Le Centre médico-social est un sinistre cube de béton sis sur une place non moins sépulcrale, à côté d'une mairie parfaitement lugubre. Les hommes qui vivent ici ont dû commettre d'affreux crimes, pour qu'on les fasse vivre dans une telle laideur.
Les bureaux ouvrent à neuf heures, mais j'arrive à huit heures et demie, parce que je sais qu'ils ne prennent que les cinq premiers. Il y a déjà une femme qui attend ; elle a un peu moins de soixante ans. Voix de fumeuse, cheveux châtains attachés en queue de cheval. Elle lit quelque chose sur son portable rouge. Quand le cinquième personnage arrive, il est neuf heures moins cinq, et je suis le seul homme. Au moins, cette fois-ci, il fait beau, contrairement à la dernière fois, où la température devait être de huit degrés et où il pleuvait à verse. La permanence avait été annulée.

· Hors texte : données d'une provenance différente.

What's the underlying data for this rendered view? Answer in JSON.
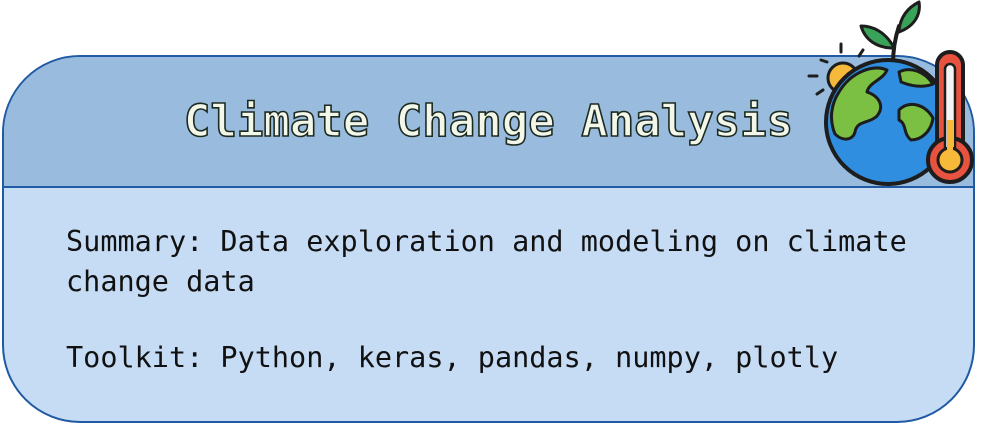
{
  "card": {
    "title": "Climate Change Analysis",
    "summary_line1": "Summary: Data exploration and modeling on climate",
    "summary_line2": "change data",
    "toolkit": "Toolkit: Python, keras, pandas, numpy, plotly"
  },
  "emblem": {
    "icons": [
      "sun-icon",
      "globe-icon",
      "plant-sprout-icon",
      "thermometer-icon"
    ]
  },
  "colors": {
    "card_border": "#1f5aa3",
    "card_body": "#c6dcf5",
    "card_header": "#99bbde",
    "globe_ocean": "#2f8ee0",
    "globe_land": "#7bc043",
    "thermometer": "#e8533f",
    "sun": "#f7b93a",
    "leaf": "#3aa35a"
  }
}
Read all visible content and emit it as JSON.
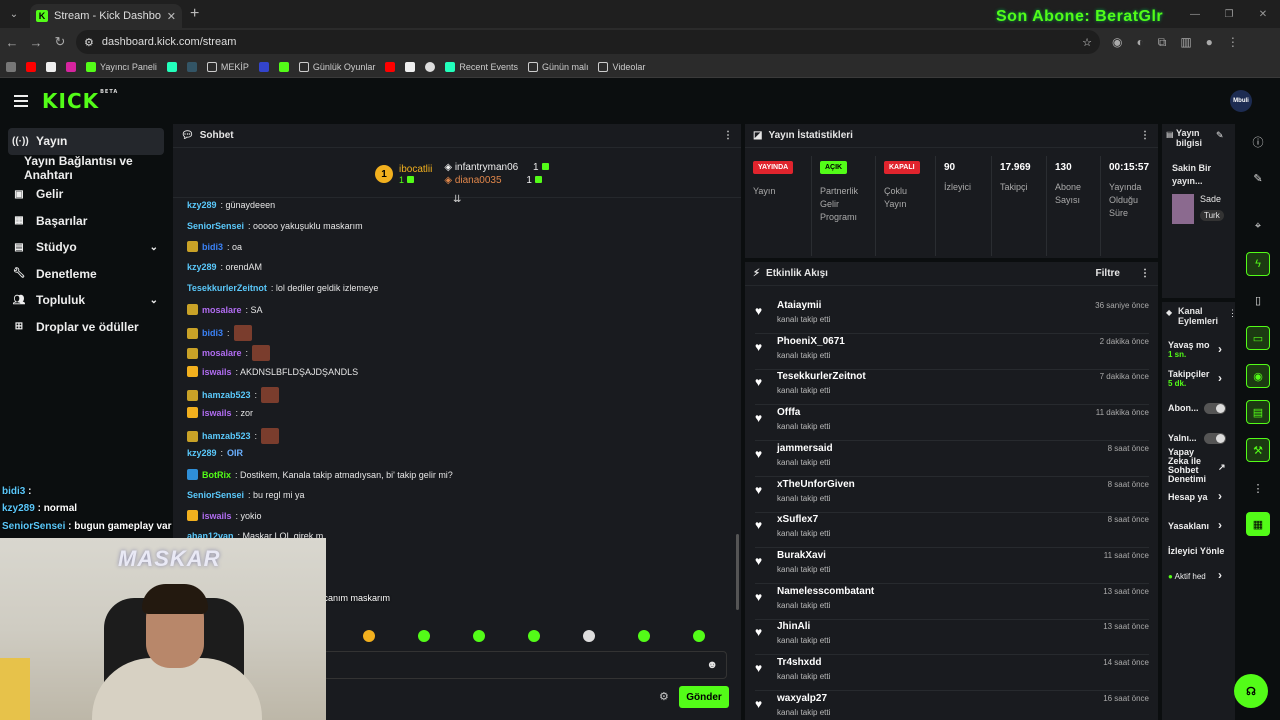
{
  "browser": {
    "tab_title": "Stream - Kick Dashboard",
    "url": "dashboard.kick.com/stream",
    "overlay_text": "Son Abone: BeratGlr",
    "bookmarks": [
      "Yayıncı Paneli",
      "MEKİP",
      "Günlük Oyunlar",
      "Recent Events",
      "Günün malı",
      "Videolar"
    ]
  },
  "header": {
    "logo": "KICK",
    "beta": "BETA",
    "avatar_text": "Mbuli"
  },
  "sidebar": {
    "items": [
      {
        "label": "Yayın"
      },
      {
        "label": "Yayın Bağlantısı ve Anahtarı"
      },
      {
        "label": "Gelir"
      },
      {
        "label": "Başarılar"
      },
      {
        "label": "Stüdyo"
      },
      {
        "label": "Denetleme"
      },
      {
        "label": "Topluluk"
      },
      {
        "label": "Droplar ve ödüller"
      }
    ]
  },
  "overlay_chat": [
    {
      "user": "bidi3",
      "text": " : "
    },
    {
      "user": "kzy289",
      "text": " : normal"
    },
    {
      "user": "SeniorSensei",
      "text": " : bugun gameplay var canım maskarım"
    }
  ],
  "webcam": {
    "logo": "MASKAR"
  },
  "chat": {
    "title": "Sohbet",
    "gift_top": {
      "rank": "1",
      "user": "ibocatlii",
      "count": "1"
    },
    "gift_right": [
      {
        "user": "infantryman06",
        "count": "1"
      },
      {
        "user": "diana0035",
        "count": "1"
      }
    ],
    "messages": [
      {
        "user": "kzy289",
        "text": ": günaydeeen",
        "color": "#5ac8fa"
      },
      {
        "user": "SeniorSensei",
        "text": ": ooooo yakuşuklu maskarım",
        "color": "#5ac8fa"
      },
      {
        "user": "bidi3",
        "text": ": oa",
        "color": "#3b82f6"
      },
      {
        "user": "kzy289",
        "text": ": orendAM",
        "color": "#5ac8fa"
      },
      {
        "user": "TesekkurlerZeitnot",
        "text": ": lol dediler geldik izlemeye",
        "color": "#5ac8fa"
      },
      {
        "user": "mosalare",
        "text": ": SA",
        "color": "#b06cf0"
      },
      {
        "user": "bidi3",
        "text": ":",
        "color": "#3b82f6"
      },
      {
        "user": "mosalare",
        "text": ":",
        "color": "#b06cf0"
      },
      {
        "user": "iswails",
        "text": ": AKDNSLBFLDŞAJDŞANDLS",
        "color": "#b06cf0"
      },
      {
        "user": "hamzab523",
        "text": ":",
        "color": "#5ac8fa"
      },
      {
        "user": "iswails",
        "text": ": zor",
        "color": "#b06cf0"
      },
      {
        "user": "hamzab523",
        "text": ":",
        "color": "#5ac8fa"
      },
      {
        "user": "kzy289",
        "text": ":",
        "color": "#5ac8fa"
      },
      {
        "user": "BotRix",
        "text": ": Dostikem, Kanala takip atmadıysan, bi' takip gelir mi?",
        "color": "#53fc18"
      },
      {
        "user": "SeniorSensei",
        "text": ": bu regl mi ya",
        "color": "#5ac8fa"
      },
      {
        "user": "iswails",
        "text": ": yokio",
        "color": "#b06cf0"
      },
      {
        "user": "ahan12van",
        "text": ": Maskar LOL girek m",
        "color": "#5ac8fa"
      }
    ],
    "partial_text": "ar canım maskarım",
    "send_label": "Gönder",
    "kzy_emote": "OIR"
  },
  "stats": {
    "title": "Yayın İstatistikleri",
    "cells": [
      {
        "badge": "YAYINDA",
        "label": "Yayın",
        "badge_color": "#e0242d"
      },
      {
        "badge": "AÇIK",
        "label": "Partnerlik Gelir Programı",
        "badge_color": "#53fc18"
      },
      {
        "badge": "KAPALI",
        "label": "Çoklu Yayın",
        "badge_color": "#e0242d"
      },
      {
        "value": "90",
        "label": "İzleyici"
      },
      {
        "value": "17.969",
        "label": "Takipçi"
      },
      {
        "value": "130",
        "label": "Abone Sayısı"
      },
      {
        "value": "00:15:57",
        "label": "Yayında Olduğu Süre"
      }
    ]
  },
  "activity": {
    "title": "Etkinlik Akışı",
    "filter": "Filtre",
    "sub": "kanalı takip etti",
    "items": [
      {
        "name": "Ataiaymii",
        "time": "36 saniye önce"
      },
      {
        "name": "PhoeniX_0671",
        "time": "2 dakika önce"
      },
      {
        "name": "TesekkurlerZeitnot",
        "time": "7 dakika önce"
      },
      {
        "name": "Offfa",
        "time": "11 dakika önce"
      },
      {
        "name": "jammersaid",
        "time": "8 saat önce"
      },
      {
        "name": "xTheUnforGiven",
        "time": "8 saat önce"
      },
      {
        "name": "xSuflex7",
        "time": "8 saat önce"
      },
      {
        "name": "BurakXavi",
        "time": "11 saat önce"
      },
      {
        "name": "Namelesscombatant",
        "time": "13 saat önce"
      },
      {
        "name": "JhinAli",
        "time": "13 saat önce"
      },
      {
        "name": "Tr4shxdd",
        "time": "14 saat önce"
      },
      {
        "name": "waxyalp27",
        "time": "16 saat önce"
      }
    ]
  },
  "stream_info": {
    "title": "Yayın bilgisi",
    "stream_title": "Sakin Bir yayın...",
    "category": "Sade",
    "tag": "Turk"
  },
  "channel_actions": {
    "title": "Kanal Eylemleri",
    "slow_mode": "Yavaş mo",
    "slow_val": "1 sn.",
    "followers": "Takipçiler",
    "followers_val": "5 dk.",
    "subs": "Abon...",
    "yaln": "Yalnı...",
    "ai": "Yapay Zeka ile Sohbet Denetimi",
    "hesap": "Hesap ya",
    "banned": "Yasaklanı",
    "viewer": "İzleyici Yönle",
    "active": "Aktif hed"
  }
}
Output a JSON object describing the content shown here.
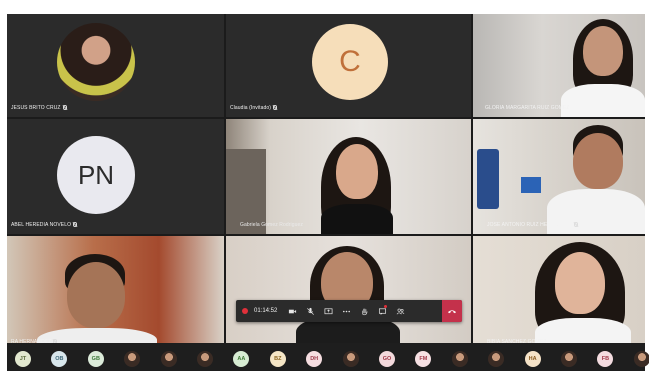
{
  "participants": [
    {
      "name": "JESUS BRITO CRUZ"
    },
    {
      "name": "Claudia (Invitado)",
      "initial": "C"
    },
    {
      "name": "GLORIA MARGARITA RUIZ GOMEZ"
    },
    {
      "name": "ABEL HEREDIA NOVELO",
      "initials": "PN"
    },
    {
      "name": "Gabriela Gomez Rodriguez"
    },
    {
      "name": "JOSE ANTONIO RUIZ HERNANDEZ"
    },
    {
      "name": "RA HERNANDEZ"
    },
    {
      "name": ""
    },
    {
      "name": "BIBIA SANCHEZ GOMEZ"
    }
  ],
  "toolbar": {
    "timer": "01:14:52",
    "buttons": [
      "camera-icon",
      "microphone-icon",
      "share-screen-icon",
      "more-icon",
      "raise-hand-icon",
      "chat-icon",
      "participants-icon",
      "hang-up-icon"
    ]
  },
  "strip": {
    "avatars": [
      {
        "initials": "JT",
        "color": "#e2e8cf",
        "fg": "#5b6b3a"
      },
      {
        "initials": "OB",
        "color": "#d8e6ec",
        "fg": "#3d6778"
      },
      {
        "initials": "GB",
        "color": "#dcebd9",
        "fg": "#3d7a3a"
      },
      {
        "initials": "",
        "photo": true
      },
      {
        "initials": "",
        "photo": true
      },
      {
        "initials": "",
        "photo": true
      },
      {
        "initials": "AA",
        "color": "#d7ecd3",
        "fg": "#3f7a36"
      },
      {
        "initials": "BZ",
        "color": "#f5e6c6",
        "fg": "#8a6420"
      },
      {
        "initials": "DH",
        "color": "#f5dde0",
        "fg": "#9c3b4a"
      },
      {
        "initials": "",
        "photo": true
      },
      {
        "initials": "GO",
        "color": "#f3d9dc",
        "fg": "#a03848"
      },
      {
        "initials": "FM",
        "color": "#f6e0e3",
        "fg": "#a33b4c"
      },
      {
        "initials": "",
        "photo": true
      },
      {
        "initials": "",
        "photo": true
      },
      {
        "initials": "HA",
        "color": "#f5e3c8",
        "fg": "#8a5a1d"
      },
      {
        "initials": "",
        "photo": true
      },
      {
        "initials": "FB",
        "color": "#f4dce0",
        "fg": "#a03a4a"
      },
      {
        "initials": "",
        "photo": true
      }
    ]
  },
  "colors": {
    "hangup": "#c4314b",
    "recording": "#e0303a",
    "avatar_circle": "#f6deba",
    "avatar_text": "#c0703a",
    "pn_circle": "#e9e9ef",
    "pn_text": "#2b2b2b"
  }
}
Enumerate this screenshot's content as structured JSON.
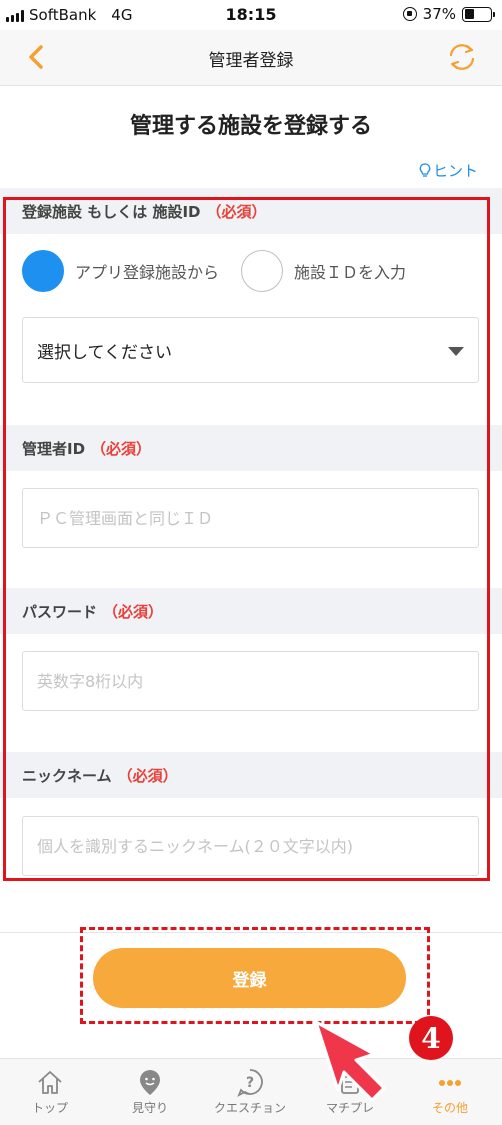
{
  "status_bar": {
    "carrier": "SoftBank",
    "network": "4G",
    "time": "18:15",
    "battery": "37%",
    "battery_level": 0.37
  },
  "nav": {
    "title": "管理者登録",
    "back_icon": "chevron-left-icon",
    "refresh_icon": "refresh-icon"
  },
  "page": {
    "title": "管理する施設を登録する",
    "hint": "ヒント"
  },
  "facility_section": {
    "label": "登録施設 もしくは 施設ID",
    "required": "（必須）",
    "radio_options": [
      {
        "label": "アプリ登録施設から",
        "selected": true
      },
      {
        "label": "施設ＩＤを入力",
        "selected": false
      }
    ],
    "select_value": "選択してください"
  },
  "admin_id": {
    "label": "管理者ID",
    "required": "（必須）",
    "placeholder": "ＰＣ管理画面と同じＩＤ"
  },
  "password": {
    "label": "パスワード",
    "required": "（必須）",
    "placeholder": "英数字8桁以内"
  },
  "nickname": {
    "label": "ニックネーム",
    "required": "（必須）",
    "placeholder": "個人を識別するニックネーム(２０文字以内)"
  },
  "submit_label": "登録",
  "annotation": {
    "step": "4"
  },
  "tabs": [
    {
      "label": "トップ",
      "icon": "home-icon",
      "active": false
    },
    {
      "label": "見守り",
      "icon": "map-pin-icon",
      "active": false
    },
    {
      "label": "クエスチョン",
      "icon": "question-icon",
      "active": false
    },
    {
      "label": "マチプレ",
      "icon": "document-icon",
      "active": false
    },
    {
      "label": "その他",
      "icon": "more-icon",
      "active": true
    }
  ],
  "colors": {
    "accent": "#f8a93c",
    "radio_selected": "#1e90f0",
    "required": "#e8403a",
    "link": "#1e90e8",
    "annotation": "#e0141c"
  }
}
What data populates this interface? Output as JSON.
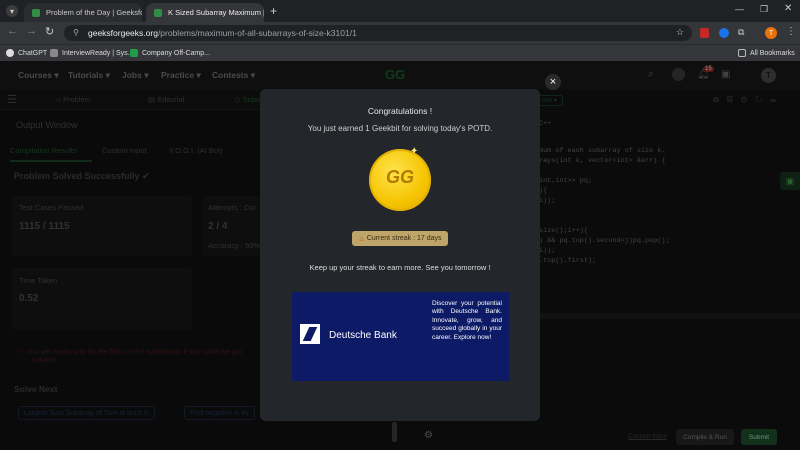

Une de mes compagnes d'infortune, à la cantonade : « Elles ont de la chance, ces assistantes sociales ! Elles travaillent dans un beau bâtiment ! » Je lève la tête pour voir sa tête quand elle prononce ces phrases, mais elle a l'air sérieuse. Elle doit avoir la trentaine, elle a des yeux énormes qui lui sortent des orbites, elle est brune ; elle est enceinte, mais ça se voit encore peu. Elle porte des baskets blanches, immaculées.
Je remarque que les Dupond font la queue, n'ont pas de rendez-vous, alors que deux femmes voilées et généreusement enceintes arrivent après tout le monde et sont reçues immédiatement, avec beaucoup d'égards. Nous serons toujours des amateurs ! Mais peut-être est-ce un hasard…
L'assistante sociale qui me reçoit est très gentille, bien qu'elle ait un look de rockeuse bretonne. Veste en jean étriquée sur robe blanche à rayures bleues, assez courte, laissant voir de longues jambes solides et nues jusqu'aux baskets très basses. Quand elle me regarde dans les yeux, les siens clignent à toute vitesse en un trémolo de paupières inquiétant, et je me demande ce qu'elle voit. Elle a dix ans de moins que moi, tout juste. Je suis le vieux qui sort d'un long sommeil, qui pointe son nez dans un monde qui a complètement changé, sans lui, et qui n'y comprend plus rien. Elle éprouve sans doute une vague pitié. Nous parlons durant trois-quarts d'heure. Je serais bien resté plus longtemps. Il faisait bon, je la regardais remplir des formulaires, se lever pour aller faire des photocopies, revenir s'asseoir. De temps en temps une sonnerie. J'aurais pu rester là toute la matinée, à m'imaginer que j'étais entre de bonnes mains, pris en charge, délivré enfin du fardeau épouvantable qui consiste à se plonger dans des papiers écrits en une langue hispide, garnie de dentelle hiéroglyphique. Mon interlocutrice avait l'air de trouver ça tout à fait normal, elle n'a fait aucune crise de tétanie, elle n'avait pas de bave aux lèvres, ses dents ne sont pas tombées, elle n'est pas montée sur la table en m'insultant, elle a seulement bu un peu d'eau à la petite bouteille de Volvic qui était sur le bureau qui nous séparait. La pièce était petite.